Comandante Hugo Chávez Frías, in memoriam

 Atilio A. Boron

C'est avec une profonde douleur que je partage cette réflexion sur la disparition d'Hugo Chávez Frías, l'homme qui a marqué un avant et un après dans l'histoire de l'Amérique latine et de la Caraibe.

Gloire au vaillant Chávez !

Ma dernière rencontre avec Chávez, à Caracas, lors de la ssession de l'Assemblée nationale de la Journée nationale vénézuélienne du 5 juillet 2012
Il est très difficile d'accepter la douloureuse nouvelle du décès d'Hugo Chávez Frías. On ne peut s'empêcher de maudire le malheur qui prive Notre Amérique de l'un de l'un des rares « irremplaçables», dont parlait Bertolt Brecht, dans la lutte inachevée pour notre seconde et définitive indépendance.

L'histoire rendra son verdict sur la tâche accomplie par Chávez, même si nous ne doutons pas qu'il sera très positif. Au-delà de toute discussion qui peut légitimement se produire à l'intérieur du camp anti-impérialiste - même si ce n'est pas toujours avec suffisamment de sagesse pour distinguer avec clarté les amis et les ennemis - il faut partir de la reconnaissance du fait que le leader bolivarien a tourné une page dans l' histoire vénézuélienne et, pourquoi pas, de l'Amérique latine.

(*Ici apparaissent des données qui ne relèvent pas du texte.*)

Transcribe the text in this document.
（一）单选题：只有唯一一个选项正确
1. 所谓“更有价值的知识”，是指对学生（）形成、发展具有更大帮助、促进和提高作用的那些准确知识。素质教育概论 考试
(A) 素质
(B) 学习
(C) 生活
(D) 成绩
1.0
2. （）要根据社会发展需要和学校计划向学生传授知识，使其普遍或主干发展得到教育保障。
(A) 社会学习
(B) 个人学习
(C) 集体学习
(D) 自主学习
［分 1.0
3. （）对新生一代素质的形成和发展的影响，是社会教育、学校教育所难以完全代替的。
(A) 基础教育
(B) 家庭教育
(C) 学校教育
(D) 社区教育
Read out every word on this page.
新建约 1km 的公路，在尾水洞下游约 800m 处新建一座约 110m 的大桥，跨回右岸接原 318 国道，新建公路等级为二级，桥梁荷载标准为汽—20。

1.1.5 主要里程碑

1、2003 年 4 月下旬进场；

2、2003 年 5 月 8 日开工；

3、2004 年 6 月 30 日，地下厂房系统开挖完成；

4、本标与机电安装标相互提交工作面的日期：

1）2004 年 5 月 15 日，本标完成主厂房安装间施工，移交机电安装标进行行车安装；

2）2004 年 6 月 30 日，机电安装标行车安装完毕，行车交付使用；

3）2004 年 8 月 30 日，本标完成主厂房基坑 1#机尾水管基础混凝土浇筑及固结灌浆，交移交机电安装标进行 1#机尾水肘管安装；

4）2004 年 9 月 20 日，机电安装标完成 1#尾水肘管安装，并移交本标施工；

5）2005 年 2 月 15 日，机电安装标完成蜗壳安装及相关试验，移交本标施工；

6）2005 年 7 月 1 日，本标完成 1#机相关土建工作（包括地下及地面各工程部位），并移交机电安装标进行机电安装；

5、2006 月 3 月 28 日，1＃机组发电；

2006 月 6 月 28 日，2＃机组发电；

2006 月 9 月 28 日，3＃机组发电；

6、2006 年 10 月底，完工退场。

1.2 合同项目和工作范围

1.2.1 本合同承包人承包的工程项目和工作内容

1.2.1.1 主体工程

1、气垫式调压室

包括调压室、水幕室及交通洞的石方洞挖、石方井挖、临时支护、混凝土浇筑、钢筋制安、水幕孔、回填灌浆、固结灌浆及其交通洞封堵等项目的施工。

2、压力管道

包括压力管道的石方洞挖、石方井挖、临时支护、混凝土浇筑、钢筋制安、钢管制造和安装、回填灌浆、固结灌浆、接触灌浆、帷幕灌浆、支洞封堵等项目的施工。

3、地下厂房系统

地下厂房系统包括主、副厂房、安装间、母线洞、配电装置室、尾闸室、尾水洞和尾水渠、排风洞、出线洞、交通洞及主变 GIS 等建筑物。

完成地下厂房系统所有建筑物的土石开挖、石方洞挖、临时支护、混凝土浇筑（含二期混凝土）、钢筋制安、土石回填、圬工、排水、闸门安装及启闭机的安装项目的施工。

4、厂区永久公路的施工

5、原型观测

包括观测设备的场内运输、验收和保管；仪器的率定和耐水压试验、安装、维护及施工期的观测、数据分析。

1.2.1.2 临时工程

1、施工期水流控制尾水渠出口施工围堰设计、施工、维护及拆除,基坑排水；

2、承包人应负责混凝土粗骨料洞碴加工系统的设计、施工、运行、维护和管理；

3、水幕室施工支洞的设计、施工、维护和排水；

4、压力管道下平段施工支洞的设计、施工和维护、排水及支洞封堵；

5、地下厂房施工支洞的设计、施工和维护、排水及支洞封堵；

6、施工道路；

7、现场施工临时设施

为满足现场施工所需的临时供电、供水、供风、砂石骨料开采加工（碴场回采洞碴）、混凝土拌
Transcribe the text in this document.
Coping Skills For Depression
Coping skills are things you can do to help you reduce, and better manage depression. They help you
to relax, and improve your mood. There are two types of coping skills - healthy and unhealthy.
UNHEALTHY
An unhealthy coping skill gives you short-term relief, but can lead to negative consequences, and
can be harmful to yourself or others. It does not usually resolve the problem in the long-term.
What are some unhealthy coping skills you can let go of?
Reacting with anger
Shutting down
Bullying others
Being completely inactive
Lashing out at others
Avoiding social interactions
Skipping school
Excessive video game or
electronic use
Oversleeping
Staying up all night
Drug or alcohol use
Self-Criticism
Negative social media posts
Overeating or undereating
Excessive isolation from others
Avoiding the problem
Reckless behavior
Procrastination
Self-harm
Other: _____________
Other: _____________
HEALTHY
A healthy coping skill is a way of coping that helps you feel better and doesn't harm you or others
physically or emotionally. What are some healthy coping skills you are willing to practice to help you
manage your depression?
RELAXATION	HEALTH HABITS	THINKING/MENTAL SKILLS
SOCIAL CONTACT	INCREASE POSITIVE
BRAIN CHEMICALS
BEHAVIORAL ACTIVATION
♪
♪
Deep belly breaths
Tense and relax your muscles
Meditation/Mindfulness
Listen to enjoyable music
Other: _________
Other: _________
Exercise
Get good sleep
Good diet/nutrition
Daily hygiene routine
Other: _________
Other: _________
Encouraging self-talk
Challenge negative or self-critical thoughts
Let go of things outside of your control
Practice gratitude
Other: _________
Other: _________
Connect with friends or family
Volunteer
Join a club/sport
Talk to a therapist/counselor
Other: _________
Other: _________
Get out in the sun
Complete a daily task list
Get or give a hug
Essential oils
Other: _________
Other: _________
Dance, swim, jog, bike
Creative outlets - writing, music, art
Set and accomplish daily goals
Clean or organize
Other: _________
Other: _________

A partir d'aujourd'hui on parlera d'un Venezuela et d'une Amérique latine avant et après Chávez. Il n'est pas téméraire de prédire que les changements qu'il a impulsés et dont il fut l'acteur, comme bien peu le furent dans notre histoire, portent la marque de l'irréversible. Les résultats des récentes élections vénézuéliennes - reflets de la maturation de la conscience politique d'un peuple - donnent du crédit à ce pronostic.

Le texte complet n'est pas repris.